Bruce Bueno de Mesquita
About
Political scientist, former EconTalk guest
Claims by Bruce Bueno de Mesquita (20)
Foreign aid is given in exchange for policy concessions that benefit the donor government's democratic constituents, not the recipient's citizens — because if the recipient would follow those policies anyway, there'd be no need to pay them — making aid harmful to recipient citizens while helping autocrats supplement bribes.
Hitler did not fully mobilize the German steel industry early in WWII (unlike WWI) because he feared losing the loyalty of comfortable middle-class supporters if he stopped producing consumer goods — driving his need for slave labor and the Ukraine — and only cranked up the war effort late when defeat clearly meant being deposed, while the Allies mobilized fully from day one.
Autocrats start wars for two reasons: they have policy beliefs (sometimes that conquering neighbors will expand the extractable resource base via land grabs or tribute), and because their rent-seeking inefficient economies run down over time, creating a shortage of resources to bribe cronies — exemplified by Saddam Hussein's 1991 move on Kuwait's oil fields.
Democracies cut aid to elected governments whose policies they dislike (e.g., Hamas in the Palestinian Authority) because voters prefer cutting money to inducing better policies over funding abhorrent ones — making it anti-democratic for a re-election-seeking leader to fund foreign agendas their constituents reject.
The World Bank is itself a small-coalition political entity whose loan decisions are made by representatives of guaranteed-risk banks and recipient-country governments who profit from continued flows — so it does what is incentive-compatible for its constituents rather than advancing welfare, and exists fundamentally to make loans.
Autocrats can be more adventurous in war because they are judged on delivering goodies to cronies, not policy performance — so they fight in a broader range of circumstances, are less likely to add resources when losing if it would cost their cronies, and survive defeat as long as they keep paying cronies and aren't removed by a victorious foreign rival.

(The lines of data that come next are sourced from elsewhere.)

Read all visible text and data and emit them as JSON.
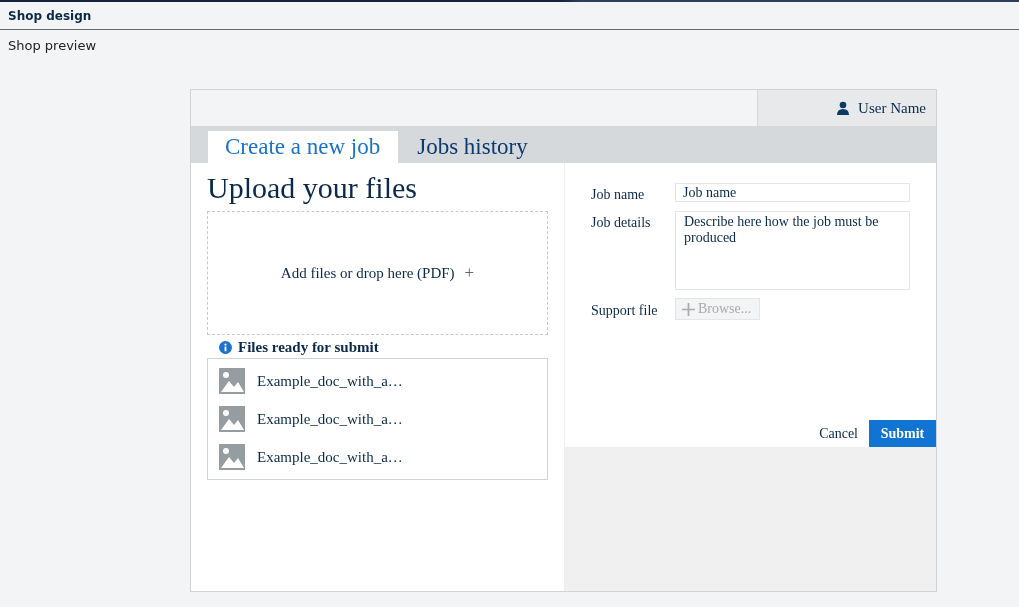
{
  "app": {
    "title": "Shop design",
    "subtitle": "Shop preview"
  },
  "user": {
    "name": "User Name"
  },
  "tabs": [
    {
      "label": "Create a new job",
      "selected": true
    },
    {
      "label": "Jobs history",
      "selected": false
    }
  ],
  "heading": "Upload your files",
  "dropzone": {
    "label": "Add files or drop here (PDF)",
    "icon": "+"
  },
  "files_title": "Files ready for submit",
  "files": [
    {
      "name": "Example_doc_with_a…"
    },
    {
      "name": "Example_doc_with_a…"
    },
    {
      "name": "Example_doc_with_a…"
    }
  ],
  "form": {
    "job_name": {
      "label": "Job name",
      "value": "Job name"
    },
    "job_details": {
      "label": "Job details",
      "value": "Describe here how the job must be produced"
    },
    "support_file": {
      "label": "Support file",
      "button": "Browse...",
      "disabled": true
    }
  },
  "buttons": {
    "cancel": "Cancel",
    "submit": "Submit"
  }
}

When the selectorate is very large relative to the winning coalition, the incumbent need not spend as much to keep supporters loyal, because a defector has a low probability of being essential to a rival — leaving more discretion for the leader to keep resources for himself or pursue clever or dumb policies.
The implicit tax rate is higher when the coalition is small: in North Korea, with per-capita income around $600, the average tax rate is about 10%, whereas in the US a person with comparable income pays nothing — so the comparable-income person in North Korea pays a much higher rate to feed the leadership's rent-seeking demands.
Ahmadinejad's nuclear weapons program is a skillful political strategy: it resonates with young professionals' pride amid a declining economy, restores Iran's primacy as the exporter of Shia fundamentalism against the rising al-Qaeda, creates bargaining leverage, and secures his hold on power — not the act of a madman.